And sometimes getting the bad out, onto an external surface, can serve as a channel to allow it to leave us with a little more room for peace inside. 🙂
Yes absolutely. The flow of paint replaces negative thoughts or the paint takes on the pain that gets transferred to the canvas to be locked away for ever.
Working with athletes a similar action was called “treeing”- where some one is bothered by all these negative thoughts unable to focus on the training. I would advise them to leave all that negativity on a tree for the time being. While refocusing on optimal performance. All that stuff is waiting on the tree if they ever want it back. Funny thing is they never went back to the tree.
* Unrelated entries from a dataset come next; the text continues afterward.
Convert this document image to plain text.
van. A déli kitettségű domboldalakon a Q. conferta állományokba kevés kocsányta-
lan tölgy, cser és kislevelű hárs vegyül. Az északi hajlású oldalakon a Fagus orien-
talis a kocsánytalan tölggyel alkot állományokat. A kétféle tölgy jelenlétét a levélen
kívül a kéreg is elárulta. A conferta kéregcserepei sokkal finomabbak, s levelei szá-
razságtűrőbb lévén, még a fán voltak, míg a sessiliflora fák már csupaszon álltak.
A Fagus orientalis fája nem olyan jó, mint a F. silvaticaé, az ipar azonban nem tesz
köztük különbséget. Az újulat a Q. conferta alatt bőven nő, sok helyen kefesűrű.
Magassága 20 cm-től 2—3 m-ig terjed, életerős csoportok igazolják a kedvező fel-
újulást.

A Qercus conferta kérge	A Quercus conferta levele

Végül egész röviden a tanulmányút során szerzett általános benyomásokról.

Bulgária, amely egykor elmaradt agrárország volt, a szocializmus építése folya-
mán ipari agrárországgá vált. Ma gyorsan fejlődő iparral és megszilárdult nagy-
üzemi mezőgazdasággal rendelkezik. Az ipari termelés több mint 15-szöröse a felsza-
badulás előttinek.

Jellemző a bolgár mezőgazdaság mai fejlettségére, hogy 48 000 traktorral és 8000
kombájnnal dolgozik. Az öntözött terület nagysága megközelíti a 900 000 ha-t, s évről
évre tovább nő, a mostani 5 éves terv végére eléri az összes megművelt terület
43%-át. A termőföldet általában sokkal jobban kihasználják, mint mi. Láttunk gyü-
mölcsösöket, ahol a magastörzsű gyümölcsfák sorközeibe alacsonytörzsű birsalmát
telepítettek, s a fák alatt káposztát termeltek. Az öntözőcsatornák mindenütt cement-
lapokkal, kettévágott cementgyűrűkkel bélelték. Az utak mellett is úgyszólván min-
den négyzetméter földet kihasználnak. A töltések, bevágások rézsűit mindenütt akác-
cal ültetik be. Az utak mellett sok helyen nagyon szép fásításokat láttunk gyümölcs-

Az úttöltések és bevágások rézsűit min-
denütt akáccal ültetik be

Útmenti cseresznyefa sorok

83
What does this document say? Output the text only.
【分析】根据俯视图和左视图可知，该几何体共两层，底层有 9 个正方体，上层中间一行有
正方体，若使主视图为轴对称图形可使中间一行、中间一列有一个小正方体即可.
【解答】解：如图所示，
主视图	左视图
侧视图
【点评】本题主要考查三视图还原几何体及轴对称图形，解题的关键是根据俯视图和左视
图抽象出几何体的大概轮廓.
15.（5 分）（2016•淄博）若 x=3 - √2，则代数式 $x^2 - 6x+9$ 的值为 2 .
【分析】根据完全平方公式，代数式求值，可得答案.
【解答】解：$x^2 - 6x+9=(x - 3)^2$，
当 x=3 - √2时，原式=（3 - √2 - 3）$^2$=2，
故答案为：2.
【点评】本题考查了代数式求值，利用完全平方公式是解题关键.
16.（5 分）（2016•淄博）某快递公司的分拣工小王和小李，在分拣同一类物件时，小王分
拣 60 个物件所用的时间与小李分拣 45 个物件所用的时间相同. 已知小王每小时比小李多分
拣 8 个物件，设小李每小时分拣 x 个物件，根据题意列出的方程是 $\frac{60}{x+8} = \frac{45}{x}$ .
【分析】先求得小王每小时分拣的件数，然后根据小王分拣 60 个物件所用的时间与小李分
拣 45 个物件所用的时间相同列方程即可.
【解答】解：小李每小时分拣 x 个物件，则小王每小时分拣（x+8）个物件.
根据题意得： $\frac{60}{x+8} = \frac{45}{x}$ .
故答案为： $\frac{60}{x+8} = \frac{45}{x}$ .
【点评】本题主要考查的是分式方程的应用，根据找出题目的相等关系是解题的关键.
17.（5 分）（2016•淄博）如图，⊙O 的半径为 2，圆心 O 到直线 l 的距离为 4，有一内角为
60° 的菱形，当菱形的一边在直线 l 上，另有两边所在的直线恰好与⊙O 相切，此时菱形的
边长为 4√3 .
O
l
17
What a great exercise/ritual! And trees are a wonderful “receptor” for our pain — the fact that they are living beings, existing on such a different time from that which we as humans do. I’m not sure I said that coherently, but I guess what I mean is that the lifespan of a tree is so long that it can help us with perspective. I would add a gift for the tree, for taking on my burden, but only because I was taught to make an offering of thanks when picking part of a plant or tree. For example I will pull a hair from my head if I am harvesting flowers and offer it to the plant. Kind of New Agey, but it does create an even deeper sense of connection to the life of the plant or tree. And I can understand not going back to the tree to reclaim one’s pain; for me that would be even more reason to honor its service to us. It certainly sounds as though those whom you advise are lucky to have you. In what capacity do you serve as such a guide?